Of course, such stories aren’t just found in narrative art (e.g., fiction, film) & folklore; or rather, our definition of folklore in the contemporary must be wider. Namely, political discourses are their own type of folklore: narrative embroideries that weave disparate experiences into patterned realities, forming cohesive worldviews with their respective protagonists & antagonists. Hence the Cowboys & the Indians, NATO & the Warsaw Pact, the Israelis & the Palestinians, Trump & Hillary — Leave & Remain.

We’re often persuaded by these narratives’ explanatory power, even as we recognize that the truth is much more complex: Communities are heterogenous, experiences granular & often incoherent — even contradictory. Narratives are fabricated & constructed by community superiors (e.g., the clergy, government). Separate voices form an eclectic tapestry of meaning; complexity is cast aside when these voices are joined into a singular thread.

In reality, incoherence rather than coherence is what we experience daily. That’s why anthropology’s process of ethnography is the closest we can get to producing a sort of anti-narrative that may challenge explanatory & reductionist mythologies. In ethnography, nothing is schematized, as complexity is embraced & explored; nothing is extrapolated into the future, as there’s no resolution nor redemption — only entropy.

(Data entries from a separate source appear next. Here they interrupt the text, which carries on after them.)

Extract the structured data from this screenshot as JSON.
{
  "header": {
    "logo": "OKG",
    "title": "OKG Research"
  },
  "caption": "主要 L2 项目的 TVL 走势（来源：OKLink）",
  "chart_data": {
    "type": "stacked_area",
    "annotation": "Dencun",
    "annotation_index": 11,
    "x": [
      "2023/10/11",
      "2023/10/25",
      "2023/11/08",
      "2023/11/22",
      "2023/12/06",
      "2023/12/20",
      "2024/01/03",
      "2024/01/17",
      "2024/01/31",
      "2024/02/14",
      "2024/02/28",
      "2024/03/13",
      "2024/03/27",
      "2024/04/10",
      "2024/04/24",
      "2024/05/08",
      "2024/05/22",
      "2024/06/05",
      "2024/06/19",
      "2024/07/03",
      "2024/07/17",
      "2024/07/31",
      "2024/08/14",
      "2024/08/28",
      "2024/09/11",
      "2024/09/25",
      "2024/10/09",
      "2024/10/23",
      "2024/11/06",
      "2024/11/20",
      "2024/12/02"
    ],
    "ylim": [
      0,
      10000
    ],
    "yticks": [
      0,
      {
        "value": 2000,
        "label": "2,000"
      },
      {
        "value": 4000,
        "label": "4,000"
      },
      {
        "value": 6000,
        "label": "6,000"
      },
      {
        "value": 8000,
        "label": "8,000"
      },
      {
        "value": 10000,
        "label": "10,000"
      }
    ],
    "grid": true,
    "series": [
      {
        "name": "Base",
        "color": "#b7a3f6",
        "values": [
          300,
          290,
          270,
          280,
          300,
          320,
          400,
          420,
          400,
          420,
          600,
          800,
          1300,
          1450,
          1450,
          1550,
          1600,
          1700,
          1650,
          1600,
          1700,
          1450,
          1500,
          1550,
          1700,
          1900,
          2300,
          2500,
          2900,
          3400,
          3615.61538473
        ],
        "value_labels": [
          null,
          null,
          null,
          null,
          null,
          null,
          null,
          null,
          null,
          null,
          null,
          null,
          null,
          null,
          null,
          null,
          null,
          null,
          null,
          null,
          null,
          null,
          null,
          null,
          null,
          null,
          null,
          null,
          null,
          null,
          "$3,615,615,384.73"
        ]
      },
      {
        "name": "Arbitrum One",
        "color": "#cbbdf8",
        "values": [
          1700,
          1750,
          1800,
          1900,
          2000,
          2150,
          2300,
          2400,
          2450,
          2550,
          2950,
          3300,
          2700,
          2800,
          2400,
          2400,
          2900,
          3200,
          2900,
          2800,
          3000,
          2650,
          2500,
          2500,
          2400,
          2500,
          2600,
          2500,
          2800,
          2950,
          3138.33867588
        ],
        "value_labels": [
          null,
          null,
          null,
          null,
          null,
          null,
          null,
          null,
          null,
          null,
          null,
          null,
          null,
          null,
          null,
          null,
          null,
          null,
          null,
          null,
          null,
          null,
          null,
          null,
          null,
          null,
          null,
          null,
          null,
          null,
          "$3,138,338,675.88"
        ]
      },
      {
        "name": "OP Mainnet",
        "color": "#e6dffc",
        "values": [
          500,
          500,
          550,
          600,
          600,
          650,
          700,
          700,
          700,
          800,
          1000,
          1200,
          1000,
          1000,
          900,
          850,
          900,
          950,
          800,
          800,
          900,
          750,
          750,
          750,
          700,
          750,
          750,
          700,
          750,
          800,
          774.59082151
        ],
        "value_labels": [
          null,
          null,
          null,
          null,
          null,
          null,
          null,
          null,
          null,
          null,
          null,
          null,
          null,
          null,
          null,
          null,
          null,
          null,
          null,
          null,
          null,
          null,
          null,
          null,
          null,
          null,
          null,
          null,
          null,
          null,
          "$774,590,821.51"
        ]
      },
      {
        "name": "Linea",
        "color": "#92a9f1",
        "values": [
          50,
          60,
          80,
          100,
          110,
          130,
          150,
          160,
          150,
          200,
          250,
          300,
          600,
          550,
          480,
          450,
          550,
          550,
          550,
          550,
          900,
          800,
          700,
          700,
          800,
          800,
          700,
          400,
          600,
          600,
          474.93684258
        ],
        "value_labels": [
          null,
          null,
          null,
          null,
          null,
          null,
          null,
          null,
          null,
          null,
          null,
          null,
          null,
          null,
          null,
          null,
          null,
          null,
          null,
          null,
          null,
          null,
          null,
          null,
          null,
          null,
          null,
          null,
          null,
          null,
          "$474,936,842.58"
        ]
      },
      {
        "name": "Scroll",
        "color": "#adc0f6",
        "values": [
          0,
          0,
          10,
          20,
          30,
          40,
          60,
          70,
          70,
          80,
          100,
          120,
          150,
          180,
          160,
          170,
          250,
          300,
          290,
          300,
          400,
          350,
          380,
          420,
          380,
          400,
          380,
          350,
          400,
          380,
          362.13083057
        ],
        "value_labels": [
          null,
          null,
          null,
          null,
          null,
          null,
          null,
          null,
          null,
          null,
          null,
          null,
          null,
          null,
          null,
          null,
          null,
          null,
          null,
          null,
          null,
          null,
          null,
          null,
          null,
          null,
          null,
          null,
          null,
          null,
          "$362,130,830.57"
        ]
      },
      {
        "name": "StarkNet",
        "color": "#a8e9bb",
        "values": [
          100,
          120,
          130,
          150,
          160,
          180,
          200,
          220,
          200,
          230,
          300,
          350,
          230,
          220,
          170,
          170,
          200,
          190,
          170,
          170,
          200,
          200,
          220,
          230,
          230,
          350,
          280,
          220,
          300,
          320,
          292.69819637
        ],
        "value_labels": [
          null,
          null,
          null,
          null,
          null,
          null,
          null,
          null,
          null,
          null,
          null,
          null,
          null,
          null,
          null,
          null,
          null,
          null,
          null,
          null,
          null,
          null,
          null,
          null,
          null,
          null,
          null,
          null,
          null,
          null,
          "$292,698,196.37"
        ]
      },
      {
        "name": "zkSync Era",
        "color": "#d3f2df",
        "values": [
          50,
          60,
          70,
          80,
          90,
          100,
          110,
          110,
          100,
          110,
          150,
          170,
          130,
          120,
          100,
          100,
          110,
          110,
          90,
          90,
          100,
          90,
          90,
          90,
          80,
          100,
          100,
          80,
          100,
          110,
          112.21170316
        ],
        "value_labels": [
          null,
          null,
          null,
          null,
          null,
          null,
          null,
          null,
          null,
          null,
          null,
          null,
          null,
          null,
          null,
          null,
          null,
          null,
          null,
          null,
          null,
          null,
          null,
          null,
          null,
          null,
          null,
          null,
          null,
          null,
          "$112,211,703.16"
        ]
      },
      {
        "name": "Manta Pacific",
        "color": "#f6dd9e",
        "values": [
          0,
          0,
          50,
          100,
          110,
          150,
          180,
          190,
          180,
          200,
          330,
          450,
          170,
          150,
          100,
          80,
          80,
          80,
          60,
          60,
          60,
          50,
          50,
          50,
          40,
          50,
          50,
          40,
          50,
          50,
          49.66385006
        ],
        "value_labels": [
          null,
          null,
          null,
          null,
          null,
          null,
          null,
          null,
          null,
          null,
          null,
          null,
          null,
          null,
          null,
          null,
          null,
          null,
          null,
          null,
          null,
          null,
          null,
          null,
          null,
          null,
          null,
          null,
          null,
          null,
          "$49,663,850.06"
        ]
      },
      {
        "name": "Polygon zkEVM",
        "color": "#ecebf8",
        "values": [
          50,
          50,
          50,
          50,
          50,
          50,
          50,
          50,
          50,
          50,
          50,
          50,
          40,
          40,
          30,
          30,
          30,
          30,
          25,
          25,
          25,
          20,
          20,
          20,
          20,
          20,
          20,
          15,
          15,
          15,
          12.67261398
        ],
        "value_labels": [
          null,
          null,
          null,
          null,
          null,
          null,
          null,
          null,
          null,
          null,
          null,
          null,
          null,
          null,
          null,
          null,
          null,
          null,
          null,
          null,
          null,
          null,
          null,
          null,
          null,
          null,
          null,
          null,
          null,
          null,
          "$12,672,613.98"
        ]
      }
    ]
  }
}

Sure, ethnographic writings might seem to “go nowhere” for these very reasons, but that’s what makes them more faithful to reality:

We’re hardly going anywhere.


This is the spirit of Richard Dawson’s 2020, which pieces together a fragmented snapshot of quotidian life in Middle England via a series of discontinuous vignettes. Superficially, it might seem the complete opposite of 2017’s Peasant — set in the early medieval kingdom of Bryneich — yet 2020 in fact parallels its predecessor in its approach to storytelling, which is rather ethnographic in its refreshing rejection of coherence via a series of unrelated narrators whose stories offer no aphoristic takeaways.

Which is to say that 2020 doesn’t go anywhere — to its credit. With various political shifts underway simultaneously on the world stage, many politically-minded artists have cast aside nuance in the urgency to convey a direct, even mobilizing message to their audiences. It’s commendable at times, though we lose something in the process; grand narratives can obscure marginality, even when marginality is the protagonist. As Spivak laments, it’s why so often the subaltern can’t speak.

Dawson doesn’t obscure his political predispositions, which are quite understood on tracks such as “Civil Servant” & “Fulfilment Centre,” for example. But 2020 is far from a soapbox, despite being clearly inflected by contemporary anxieties. Dawson’s characters speak for themselves through their lived experience, jostling with each other in ways that emulate the fractured nature of our own communities, relationships, families, & careers, & bare the cognitive dissonance between our actions & the beliefs we purport to maintain.

Ironically, that’s what made Peasant so affecting: the immediacy of specificity is the key to universality. Because coherence is a fiction of the grand narrative, there’s no resolution to the chaos that is, ultimately, just the sum total of everyday life. As for us, we are not protagonists — just assemblies of experiences that make up the incoherent now.